Similarly, the heavy use of a glycopeptide antibiotic called Avoparcin in the animal livestock industry in the US, Europe and Australia is thought to have been directly responsible for the bacterial resistance to another glycopeptide vancomycin which is used to treat serious infections such as golden staph in humans. As a result, there have been a number of bacterium outbreaks in communities that are untreatable. One prevalent ‘super bug’ that has reared its ugly head consistently is VRE, or vancomycin-resistant enterococci, which can kill if it enters the bloodstream. In 1996, as a result of these outbreaks, Avoparcin once used to promote the growth of chickens and pigs was banned in Europe.
What you can do
Hygiene plays a large role in the link between antibiotic treatment in animals, and resistance in humans. Meat that is not washed correctly may harbour bacteria therefore the best advice to consumers is to wash hands, knives and cutting boards after preparing meat, and to ensure that it is cooked thoroughly.
Moreover, consumers dictate market trends; hence, in buying organic meat that has not been produced with the use of antibiotics, the mthey arket can be influenced. Concerns can also be voiced with major meat producers, suppliers, and purchasers concerning the use of antibiotics. A campaign to persuade McDonald’s a major meat purchaser to act on this issue has been successful. McDonald’s has demanded that its poultry suppliers phase out antibiotic use for growth promotion, is giving preference to suppliers who comply, and is establishing a monitoring system for compliance.

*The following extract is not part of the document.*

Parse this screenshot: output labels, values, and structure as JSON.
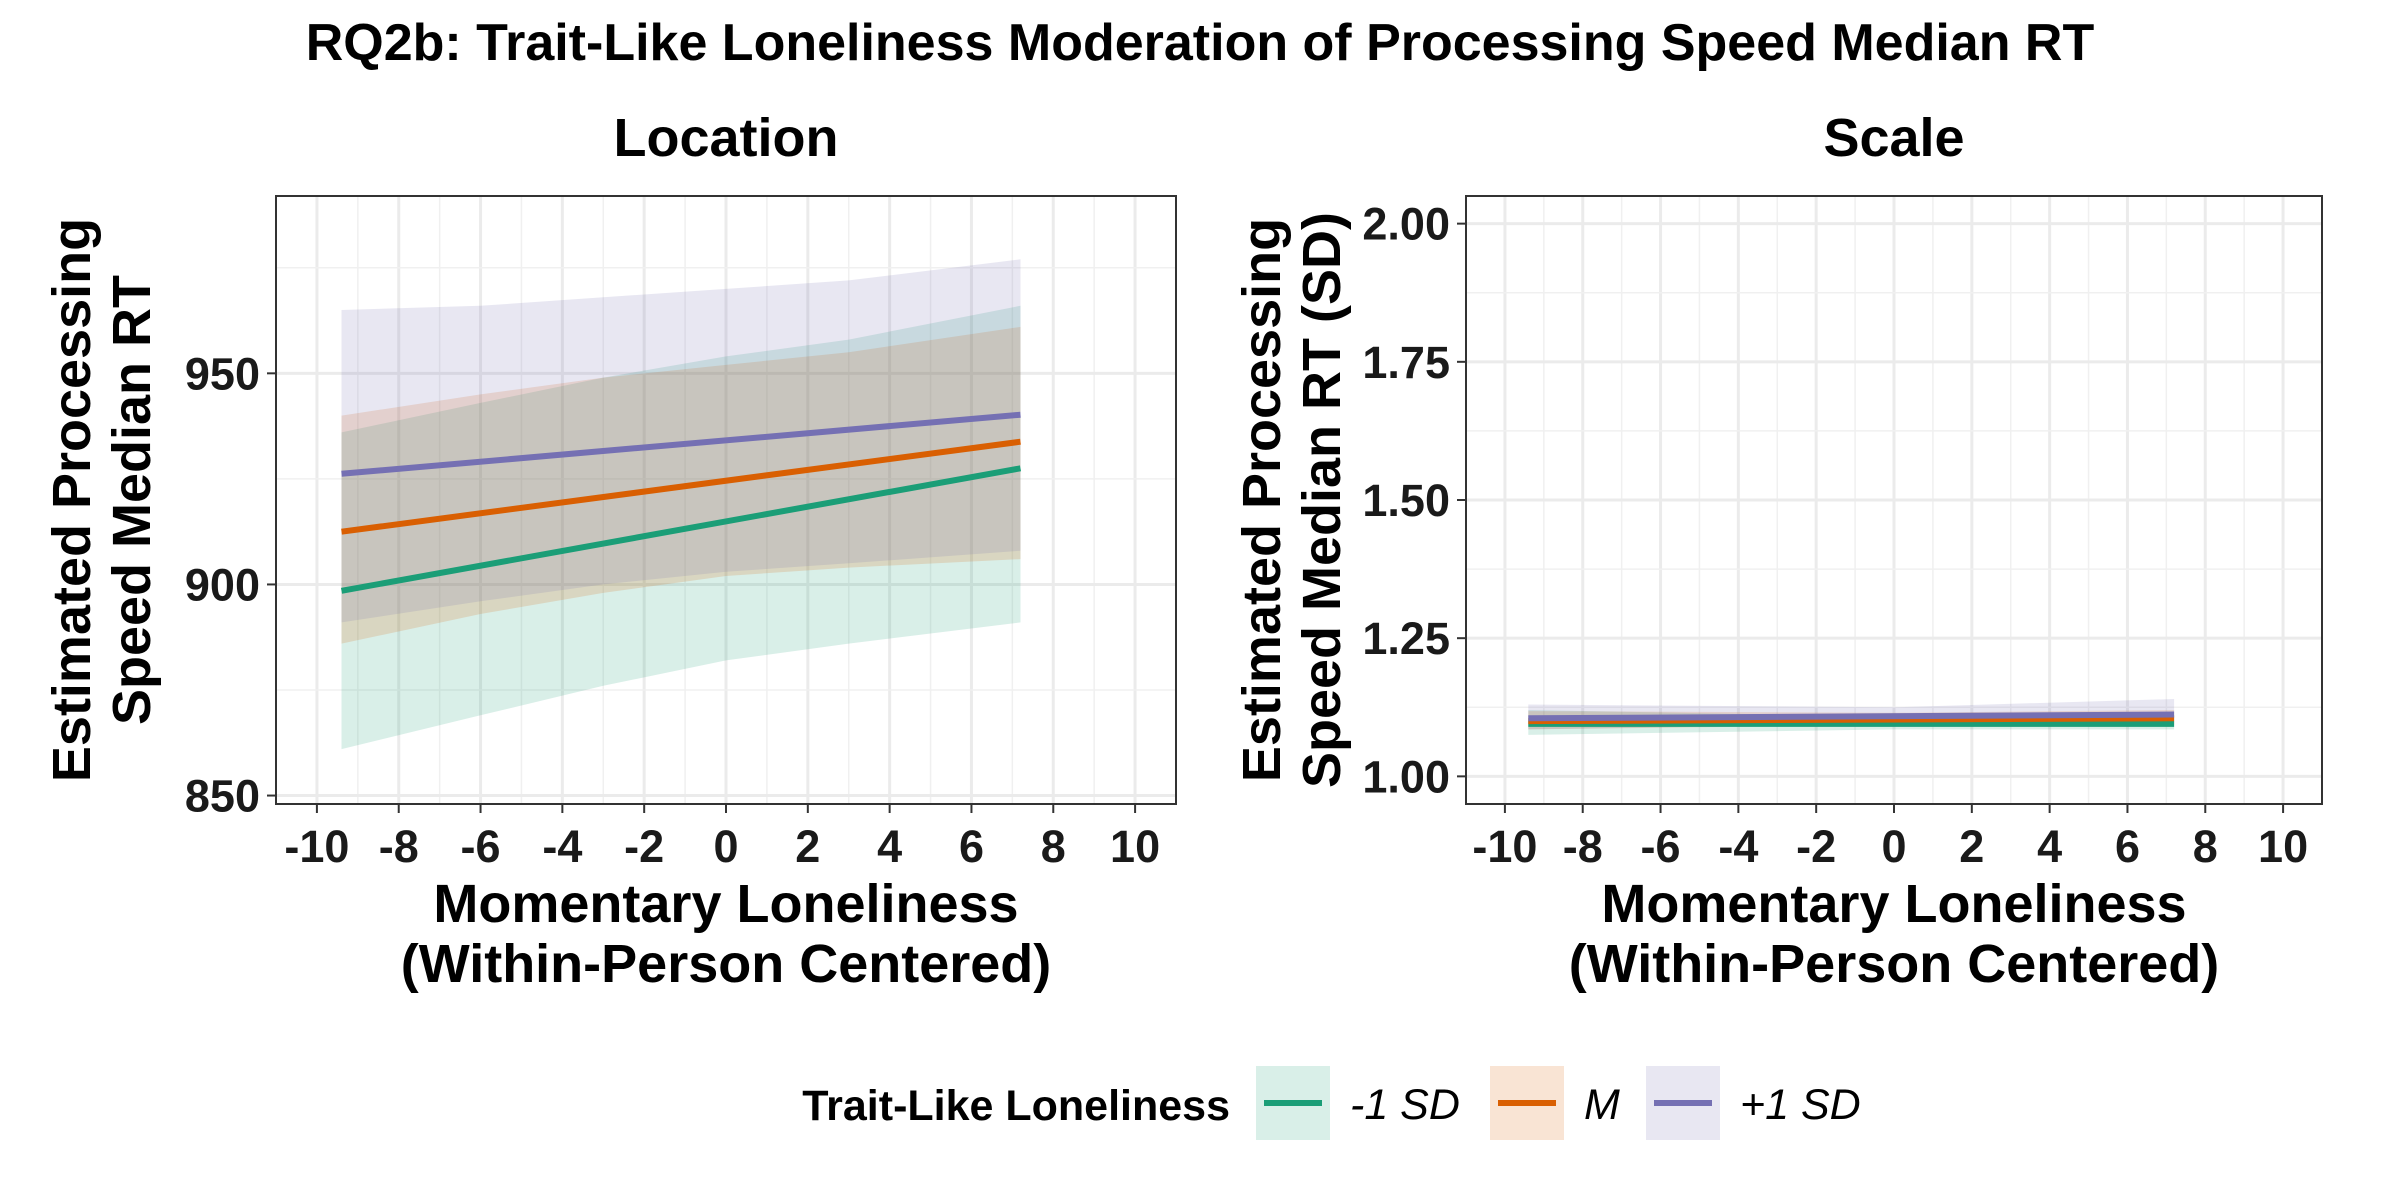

In addition, increased pressure is required to be placed upon pharmaceutical companies to cease selling antibiotics to the agricultural industry for non-therapeutic use, and especially antibiotics that are closely related to those used by humans. Demand the publication of accurate data on the production and use of antibiotics in all industries, in order that consumers can make informed decisions when purchasing meat and meat products.
Write a letter or email your Government representative, urge him or her to take action to ban antibiotics from non-therapeutic use in the agricultural industry, and to set up a monitoring system to ensure compliance.